Reputation: 71
I have the following function for getting the column name of last non-zero value of a row
import pandas as pd
def myfunc(X, Y):
df = X.iloc[Y]
counter = len(df)-1
while counter >= 0:
if df[counter] == 0:
counter -= 1
else:
break
return(X.columns[counter])
Using the following code example
data = {'id': ['1', '2', '3', '4', '5', '6'],
'name': ['AAA', 'BBB', 'CCC', 'DDD', 'EEE', 'GGG'],
'A1': [1, 1, 1, 0, 1, 1],
'B1': [0, 0, 1, 0, 0, 1],
'C1': [1, 0, 1, 1, 0, 0],
'A2': [1, 0, 1, 0, 1, 0]}
df = pd.DataFrame(data)
df
myfunc(df, 5) # 'B1'
I would like to know how can I apply this function to all rows in a dataframe, and put the results into a new column of df
I am thinking about looping across all rows (which probably is not the good approach) or using lambdas with apply function.

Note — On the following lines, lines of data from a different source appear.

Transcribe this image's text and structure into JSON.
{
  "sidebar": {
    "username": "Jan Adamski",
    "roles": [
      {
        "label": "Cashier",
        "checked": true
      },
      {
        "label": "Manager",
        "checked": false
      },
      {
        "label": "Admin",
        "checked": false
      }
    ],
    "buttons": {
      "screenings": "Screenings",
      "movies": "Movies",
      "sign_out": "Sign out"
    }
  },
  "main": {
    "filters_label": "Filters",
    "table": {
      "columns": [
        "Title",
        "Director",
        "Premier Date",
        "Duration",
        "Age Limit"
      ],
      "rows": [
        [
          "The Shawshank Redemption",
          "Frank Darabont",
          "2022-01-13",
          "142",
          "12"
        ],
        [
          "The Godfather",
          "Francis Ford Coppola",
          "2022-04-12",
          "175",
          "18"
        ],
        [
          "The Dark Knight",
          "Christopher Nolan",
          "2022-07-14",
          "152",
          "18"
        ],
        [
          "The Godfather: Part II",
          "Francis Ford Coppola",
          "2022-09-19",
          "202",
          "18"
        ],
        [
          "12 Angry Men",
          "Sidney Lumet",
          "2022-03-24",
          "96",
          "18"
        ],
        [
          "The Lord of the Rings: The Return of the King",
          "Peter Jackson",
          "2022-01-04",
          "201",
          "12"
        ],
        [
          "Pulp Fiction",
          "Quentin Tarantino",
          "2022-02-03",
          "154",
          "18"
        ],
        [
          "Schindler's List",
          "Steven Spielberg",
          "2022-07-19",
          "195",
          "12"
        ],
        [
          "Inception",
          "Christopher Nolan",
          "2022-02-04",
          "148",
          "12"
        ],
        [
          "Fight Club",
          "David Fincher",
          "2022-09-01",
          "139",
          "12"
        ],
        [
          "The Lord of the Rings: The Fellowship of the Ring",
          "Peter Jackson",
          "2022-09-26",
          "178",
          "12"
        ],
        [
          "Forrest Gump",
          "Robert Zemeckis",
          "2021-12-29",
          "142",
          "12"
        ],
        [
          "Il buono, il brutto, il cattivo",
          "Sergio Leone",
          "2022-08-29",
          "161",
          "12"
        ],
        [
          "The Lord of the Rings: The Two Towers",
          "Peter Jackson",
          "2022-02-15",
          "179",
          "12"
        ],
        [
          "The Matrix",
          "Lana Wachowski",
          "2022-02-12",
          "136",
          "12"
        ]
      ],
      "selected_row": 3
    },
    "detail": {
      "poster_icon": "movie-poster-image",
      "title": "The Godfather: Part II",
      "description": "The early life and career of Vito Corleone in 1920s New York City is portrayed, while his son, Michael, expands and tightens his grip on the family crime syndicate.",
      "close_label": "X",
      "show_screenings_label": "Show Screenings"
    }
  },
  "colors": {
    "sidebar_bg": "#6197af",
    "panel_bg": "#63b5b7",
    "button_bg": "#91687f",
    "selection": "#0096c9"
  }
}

However, I have not suceed with this last approach. Any help?
Upvotes: 1
Views: 1910
Reputation: 5433
Here is a simpler and faster solution using DataFrame.idxmax
.
>>> res = df.iloc[:, :1:-1].idxmax(axis=1)
>>> res
0 A2
1 A1
2 A2
3 C1
4 A2
5 B1
dtype: object
The idea is to select only the Ai
and Bi
columns and reverse the order of them (df.iloc[:, :1:-1]
) and then return the column label of the first occurrence of maximum (1 in this case) for each row (.idxmax(axis=1)
).
Note that this solution (as the other answer) assumes that each row contains at least one entry higher than zero.
This assumption can be relaxed to 'each row contains at least one non-zero entry' if we first mask the non-zero entries (using .ne(0)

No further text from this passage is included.